I have an engine cycle in mind looking for it's name

[shanesworld]

This is a simple question I have because I am looking at a particular engine cycle, and I can't seem to think of its name...thus it is very difficult to search for discussions of something you don't know the name of. I'll describe the cycle, if anyone knows the name of the cycle please let me know, or remind me of what it is called. This is neither the Carnot cycle, nor the Otto Cycle,( aguable even more simlpe minded)

In four steps on a Pressure-Volume Diagram it goes

1) Gas in piston (or the likes) expands at a constant pressure P1
2) Heat is allowed to escape, but volume is held fixed at V1
3) Gas in piston contracts at constant lower pressure P2
4) Heat is added while volume is held fixed at V2. (V2<V1)

It looks like a square drawn on the P-V diagram. What is it's name?

 

[EWH]

Sounds similar to the Ericsson cycle.
isothermal compression - isobaric heat addition - isothermal expansion - isobaric heat rejection
so it's a P-V square.

 

[shanesworld]

Sounds similar to the Ericsson cycle.
isothermal compression - isobaric heat addition - isothermal expansion - isobaric heat rejection
so it's a P-V square.

Thanks for the reply...

...well, I don't actually think that is a P-V square though, but it's interesting in itself.

 

[EWH]

Thanks for the reply...

...well, I don't actually think that is a P-V square though, but it's interesting in itself.

If all the phases are isobaric or isothermal, then it can be a square on the P-V diagram. If any phase is other than isobaric or isothermal, it can't be a square on the P-V diagram.

 

[shanesworld]

If all the phases are isobaric or isothermal, then it can be a square on the P-V diagram. If any phase is other than isobaric or isothermal, it can't be a square on the P-V diagram.
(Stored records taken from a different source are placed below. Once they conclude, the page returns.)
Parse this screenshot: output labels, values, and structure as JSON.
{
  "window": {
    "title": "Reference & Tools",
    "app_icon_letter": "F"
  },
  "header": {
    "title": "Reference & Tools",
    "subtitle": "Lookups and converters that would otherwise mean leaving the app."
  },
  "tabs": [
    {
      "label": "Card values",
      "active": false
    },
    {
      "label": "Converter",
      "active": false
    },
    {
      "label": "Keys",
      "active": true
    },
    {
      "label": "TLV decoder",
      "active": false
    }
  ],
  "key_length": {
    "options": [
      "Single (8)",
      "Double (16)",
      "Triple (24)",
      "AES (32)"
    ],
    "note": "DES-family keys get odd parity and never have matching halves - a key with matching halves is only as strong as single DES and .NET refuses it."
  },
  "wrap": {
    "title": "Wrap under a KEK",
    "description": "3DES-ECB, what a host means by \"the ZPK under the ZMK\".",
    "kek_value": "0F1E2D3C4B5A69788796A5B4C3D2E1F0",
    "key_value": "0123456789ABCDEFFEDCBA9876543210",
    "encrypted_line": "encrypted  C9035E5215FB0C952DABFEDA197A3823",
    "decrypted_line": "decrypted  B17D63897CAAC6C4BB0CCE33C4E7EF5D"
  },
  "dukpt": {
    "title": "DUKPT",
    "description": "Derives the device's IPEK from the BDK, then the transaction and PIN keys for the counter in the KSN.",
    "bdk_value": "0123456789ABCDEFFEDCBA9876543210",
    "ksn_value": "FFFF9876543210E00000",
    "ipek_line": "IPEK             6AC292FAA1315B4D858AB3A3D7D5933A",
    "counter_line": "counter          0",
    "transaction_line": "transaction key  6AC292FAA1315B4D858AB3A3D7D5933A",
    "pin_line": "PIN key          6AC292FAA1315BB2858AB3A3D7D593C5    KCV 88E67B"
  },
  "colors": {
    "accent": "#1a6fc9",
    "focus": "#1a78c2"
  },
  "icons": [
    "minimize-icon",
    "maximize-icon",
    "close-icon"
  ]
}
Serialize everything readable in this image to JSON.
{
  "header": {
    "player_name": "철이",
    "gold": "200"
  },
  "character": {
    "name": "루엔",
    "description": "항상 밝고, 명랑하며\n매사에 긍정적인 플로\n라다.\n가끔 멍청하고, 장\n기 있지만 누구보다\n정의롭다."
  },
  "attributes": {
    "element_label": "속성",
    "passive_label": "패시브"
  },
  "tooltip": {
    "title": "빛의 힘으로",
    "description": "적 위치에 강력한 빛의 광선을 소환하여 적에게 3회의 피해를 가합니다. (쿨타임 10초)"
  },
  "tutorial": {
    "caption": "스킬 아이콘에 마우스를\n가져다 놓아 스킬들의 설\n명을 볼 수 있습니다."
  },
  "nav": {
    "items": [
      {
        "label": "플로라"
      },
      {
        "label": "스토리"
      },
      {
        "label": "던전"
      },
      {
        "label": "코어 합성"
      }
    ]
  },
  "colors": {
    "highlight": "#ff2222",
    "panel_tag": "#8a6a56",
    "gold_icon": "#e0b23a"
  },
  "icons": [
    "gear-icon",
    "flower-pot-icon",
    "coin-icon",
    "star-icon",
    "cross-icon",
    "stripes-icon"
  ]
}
Isothermal usuall does not generally correspond to a straight line on P-V diagram. For instance for an ideal gas nRT=PV. At a constant temperature (i.e isothermal) this means that PV=constant; if the volume changes, the pressure must also change. So in a step where pressure is changed and the volume is held fixed, this would not be isobaric in general... there is at least one major case where your statement is not true. That is why I said the cycle you mentioned is not a square on the P-V diagram.

 

[jack action]

I don't think someone bothered naming such a cycle as its existence is pointless.

The problem lies in your isobaric expansion phase followed by a isochoric cooling phase. The only way to achieve the isobaric expansion is by constantly increasing the temperature (like in a brayton or a diesel cycle). And right after that, you are cooling the gas ... without a «work retrieving» phase in between! You absolutely need an adiabatic phase, worst case scenario, an isothermal phase to convert the heat you added into work.

The same goes for your isobaric compression where you need to constantly drop the temperature in order to achieve that, hence removing heat ... followed immediately by a heat addition!

If I didn't make any mistake, the maximum efficiency (\eta) you can get with the cycle you described is:

\eta = \frac{k-1}{k}

where k is the specific heat ratio for the gas. For air, the max efficiency turns out be 29%. And that is assuming infinite pressure and compression ratios!

 

[EWH]

"Isothermal usuall does not generally correspond to a straight line on P-V diagram. "

Quite right, my mistake.

 

[shanesworld]

I don't think someone bothered naming such a cycle as its existence is pointless.

The problem lies in your isobaric expansion phase followed by a isochoric cooling phase. The only way to achieve the isobaric expansion is by constantly increasing the temperature (like in a brayton or a diesel cycle). And right after that, you are cooling the gas ... without a «work retrieving» phase in between! You absolutely need an adiabatic phase, worst case scenario, an isothermal phase to convert the heat you added into work.

The same goes for your isobaric compression where you need to constantly drop the temperature in order to achieve that, hence removing heat ... followed immediately by a heat addition!

If I didn't make any mistake, the maximum efficiency (\eta) you can get with the cycle you described is:

\eta = \frac{k-1}{k}

where k is the specific heat ratio for the gas. For air, the max efficiency turns out be 29%. And that is assuming infinite pressure and compression ratios!

Wow, hadn't checked on this thread in a while but thanks for the post. ...appreciate it.